You can visualize the process like this.

Integer[] tring = new Integer[]  {5, 3, 2, 6, 8, 10, 1};
Comparator<Integer> comparator = (a, b) -> {
    System.out.println(Arrays.toString(tring) + " comparing " + a + " and " + b);
    return a.compareTo(b);
};
Arrays.sort(tring, comparator);
System.out.println(Arrays.toString(tring));

result:

[5, 3, 2, 6, 8, 10, 1] comparing 3 and 5
[5, 3, 2, 6, 8, 10, 1] comparing 2 and 3
[5, 3, 2, 6, 8, 10, 1] comparing 6 and 2
[2, 3, 5, 6, 8, 10, 1] comparing 6 and 3
[2, 3, 5, 6, 8, 10, 1] comparing 6 and 5
[2, 3, 5, 6, 8, 10, 1] comparing 8 and 5
[2, 3, 5, 6, 8, 10, 1] comparing 8 and 6
[2, 3, 5, 6, 8, 10, 1] comparing 10 and 5
[2, 3, 5, 6, 8, 10, 1] comparing 10 and 8
[2, 3, 5, 6, 8, 10, 1] comparing 1 and 6
[2, 3, 5, 6, 8, 10, 1] comparing 1 and 3
[2, 3, 5, 6, 8, 10, 1] comparing 1 and 2
[1, 2, 3, 5, 6, 8, 10]
2

The comparator uses a sort called a TimSort

I personally do not feel qualified to explain the timsort algorithm, but I'm sure you can find plenty of explanations on google.

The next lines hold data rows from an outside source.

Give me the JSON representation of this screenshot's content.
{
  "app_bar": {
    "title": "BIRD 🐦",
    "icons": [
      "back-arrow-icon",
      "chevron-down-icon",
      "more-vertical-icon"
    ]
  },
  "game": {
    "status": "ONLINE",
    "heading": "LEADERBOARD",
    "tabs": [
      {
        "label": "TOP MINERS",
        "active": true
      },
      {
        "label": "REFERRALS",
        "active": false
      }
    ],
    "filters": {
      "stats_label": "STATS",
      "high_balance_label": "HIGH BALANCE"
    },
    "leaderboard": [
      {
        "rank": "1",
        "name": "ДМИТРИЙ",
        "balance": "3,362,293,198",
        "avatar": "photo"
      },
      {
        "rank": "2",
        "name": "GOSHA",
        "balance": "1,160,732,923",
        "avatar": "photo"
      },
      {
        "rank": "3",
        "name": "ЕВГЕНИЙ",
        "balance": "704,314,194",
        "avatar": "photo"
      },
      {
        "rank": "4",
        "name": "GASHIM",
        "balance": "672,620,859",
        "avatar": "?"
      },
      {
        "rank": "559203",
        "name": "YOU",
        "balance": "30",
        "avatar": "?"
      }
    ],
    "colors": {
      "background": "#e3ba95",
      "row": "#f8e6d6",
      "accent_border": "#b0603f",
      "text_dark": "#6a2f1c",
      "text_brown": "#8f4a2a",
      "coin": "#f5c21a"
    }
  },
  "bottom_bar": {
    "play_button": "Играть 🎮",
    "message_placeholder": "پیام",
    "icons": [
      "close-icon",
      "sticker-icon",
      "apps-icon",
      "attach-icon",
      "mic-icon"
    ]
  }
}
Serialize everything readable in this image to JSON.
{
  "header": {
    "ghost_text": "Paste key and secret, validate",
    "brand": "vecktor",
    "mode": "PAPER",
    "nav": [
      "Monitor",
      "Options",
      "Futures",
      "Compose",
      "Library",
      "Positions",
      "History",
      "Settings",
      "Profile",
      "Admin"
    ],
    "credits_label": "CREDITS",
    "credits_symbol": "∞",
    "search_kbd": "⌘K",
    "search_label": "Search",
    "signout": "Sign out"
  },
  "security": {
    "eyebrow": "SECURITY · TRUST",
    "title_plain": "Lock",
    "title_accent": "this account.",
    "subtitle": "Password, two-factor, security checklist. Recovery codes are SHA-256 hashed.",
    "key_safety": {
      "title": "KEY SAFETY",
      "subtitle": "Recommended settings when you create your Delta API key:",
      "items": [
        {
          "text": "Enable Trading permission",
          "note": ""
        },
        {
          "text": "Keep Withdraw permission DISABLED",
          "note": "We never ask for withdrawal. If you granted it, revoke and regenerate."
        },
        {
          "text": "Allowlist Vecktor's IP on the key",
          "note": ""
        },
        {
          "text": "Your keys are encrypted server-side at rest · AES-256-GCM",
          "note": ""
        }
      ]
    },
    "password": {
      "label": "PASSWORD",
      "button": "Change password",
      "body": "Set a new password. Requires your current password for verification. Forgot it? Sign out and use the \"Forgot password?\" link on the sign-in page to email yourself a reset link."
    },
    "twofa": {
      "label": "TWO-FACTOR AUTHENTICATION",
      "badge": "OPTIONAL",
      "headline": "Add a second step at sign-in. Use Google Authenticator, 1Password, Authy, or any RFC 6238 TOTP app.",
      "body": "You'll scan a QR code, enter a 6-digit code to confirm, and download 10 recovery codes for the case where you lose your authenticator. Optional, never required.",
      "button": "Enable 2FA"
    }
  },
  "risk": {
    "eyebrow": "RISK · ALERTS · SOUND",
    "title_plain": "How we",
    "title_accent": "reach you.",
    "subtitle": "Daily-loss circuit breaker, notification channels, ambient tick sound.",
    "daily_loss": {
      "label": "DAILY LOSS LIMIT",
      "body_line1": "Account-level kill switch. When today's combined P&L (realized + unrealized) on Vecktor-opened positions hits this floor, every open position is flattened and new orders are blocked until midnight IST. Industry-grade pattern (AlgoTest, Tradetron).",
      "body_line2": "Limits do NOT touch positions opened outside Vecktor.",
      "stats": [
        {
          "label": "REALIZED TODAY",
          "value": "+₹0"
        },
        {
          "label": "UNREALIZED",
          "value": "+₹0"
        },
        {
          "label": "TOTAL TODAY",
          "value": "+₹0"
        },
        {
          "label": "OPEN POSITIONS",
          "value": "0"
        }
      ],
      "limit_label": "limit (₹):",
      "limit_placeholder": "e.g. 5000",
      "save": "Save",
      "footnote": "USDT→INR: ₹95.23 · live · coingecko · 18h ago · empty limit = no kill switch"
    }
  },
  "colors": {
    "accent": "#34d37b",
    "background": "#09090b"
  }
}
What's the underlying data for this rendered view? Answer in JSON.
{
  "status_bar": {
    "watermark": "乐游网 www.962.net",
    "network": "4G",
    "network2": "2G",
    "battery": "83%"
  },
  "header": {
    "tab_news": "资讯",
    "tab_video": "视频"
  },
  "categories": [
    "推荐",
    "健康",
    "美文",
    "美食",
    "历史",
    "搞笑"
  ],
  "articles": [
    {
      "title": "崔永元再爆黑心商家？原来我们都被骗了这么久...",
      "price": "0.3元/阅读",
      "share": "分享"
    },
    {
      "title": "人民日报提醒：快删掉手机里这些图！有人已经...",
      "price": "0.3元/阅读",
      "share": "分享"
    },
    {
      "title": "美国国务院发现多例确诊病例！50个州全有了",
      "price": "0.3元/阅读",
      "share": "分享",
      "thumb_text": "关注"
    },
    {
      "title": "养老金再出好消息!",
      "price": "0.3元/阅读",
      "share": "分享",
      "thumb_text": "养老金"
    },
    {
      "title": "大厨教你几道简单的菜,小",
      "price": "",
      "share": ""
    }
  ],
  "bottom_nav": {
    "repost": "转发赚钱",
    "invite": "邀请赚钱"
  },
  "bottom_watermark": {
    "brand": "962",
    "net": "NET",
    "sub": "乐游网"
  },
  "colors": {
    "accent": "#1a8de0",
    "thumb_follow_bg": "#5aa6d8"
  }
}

For the second part of your question, the way the comparator uses your two augments is to determine what order any two given values order should be.

So, for example, say if you wanted to sort [6,4] the comparator would use your function a-b and would then plug in the numbers 6 and 4 and get the 2 and because 2 is positive the sort knows that 6 needs to be behind 4. Which would result in [4,6].